Not So Fast — New Uber/Lyft Rules Will Speed Traffic Less Than City Thinks – Streetsblog New York City
Why is my 2.5 percent modeling result so much less than the mayor’s promised 10 percent? True, the press release did say “up to 10 percent.” But the difference is still elusive. Here are two possibilities:
One is that the mandated disappearance of 67,000 daily cruising miles amounts to just 2 percent of total CBD miles, that is, not much. And while it’s true that hyper-congestion is non-linear, with modest reductions in traffic often spawning big gains in travel speeds, there’s that rebound effect to contend with. With the BTA’s “time-elasticity” values, we can count on having to give back around a third of any mandated drop in Manhattan traffic to opportunistic trips popping up to take advantage of the higher speeds.
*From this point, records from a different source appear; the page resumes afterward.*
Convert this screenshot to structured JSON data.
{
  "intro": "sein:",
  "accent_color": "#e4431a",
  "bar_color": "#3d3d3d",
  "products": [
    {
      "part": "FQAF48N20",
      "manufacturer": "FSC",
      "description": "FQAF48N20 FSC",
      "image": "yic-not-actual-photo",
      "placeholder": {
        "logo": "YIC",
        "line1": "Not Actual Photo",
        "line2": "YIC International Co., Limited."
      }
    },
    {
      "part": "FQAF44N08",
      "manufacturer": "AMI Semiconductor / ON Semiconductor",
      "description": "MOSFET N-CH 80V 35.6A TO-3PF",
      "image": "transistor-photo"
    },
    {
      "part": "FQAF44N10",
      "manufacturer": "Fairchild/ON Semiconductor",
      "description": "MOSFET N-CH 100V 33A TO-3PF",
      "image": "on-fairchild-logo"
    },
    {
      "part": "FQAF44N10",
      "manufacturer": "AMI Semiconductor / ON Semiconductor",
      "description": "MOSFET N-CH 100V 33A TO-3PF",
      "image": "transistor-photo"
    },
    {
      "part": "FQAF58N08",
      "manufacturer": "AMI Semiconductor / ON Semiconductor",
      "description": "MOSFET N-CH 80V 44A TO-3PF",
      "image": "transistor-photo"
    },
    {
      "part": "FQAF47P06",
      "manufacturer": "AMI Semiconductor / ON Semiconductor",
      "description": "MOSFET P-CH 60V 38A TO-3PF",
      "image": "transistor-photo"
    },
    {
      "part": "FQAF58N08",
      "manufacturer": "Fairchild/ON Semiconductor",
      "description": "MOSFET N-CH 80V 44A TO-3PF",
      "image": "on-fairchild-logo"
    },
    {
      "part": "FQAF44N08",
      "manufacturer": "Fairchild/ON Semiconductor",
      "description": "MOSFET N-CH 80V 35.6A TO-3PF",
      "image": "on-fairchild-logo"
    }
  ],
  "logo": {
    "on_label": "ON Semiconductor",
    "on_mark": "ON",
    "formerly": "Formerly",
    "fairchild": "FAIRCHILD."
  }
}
The bottom line, then — if, like me, you trust the BTA — is that the laudable plan to trim Uber and Lyft cruising rates by 10 percentage points will boost daytime Manhattan travel speeds by only 2 to 3 percent. And even that requires not just compliance by both app-based ride behemoths, but an absence of gaming as well.
For example, what’s to prevent Uber and Lyft from tweaking their driver-compensation algorithms to load the reductions in cruising rates on overnight hours, when the social and economic gains from reduced cruising are minimal?
There’s a far better way to address not just street congestion from Uber and Lyft, but also their predatory competition that has decimated the yellow cab sector: create a per-minute charge on Uber and Lyft when they are idle within the Manhattan taxi zone — a measure that would cut not only idle time rates per vehicle, but also the numbers of Ubers and Lyfts that hang out in the zone, period.
I’ve outlined that approach in previous posts (most notably, here, when I was, briefly, a consultant to a taxi-medallion owner). Watch this space for a fuller portrait.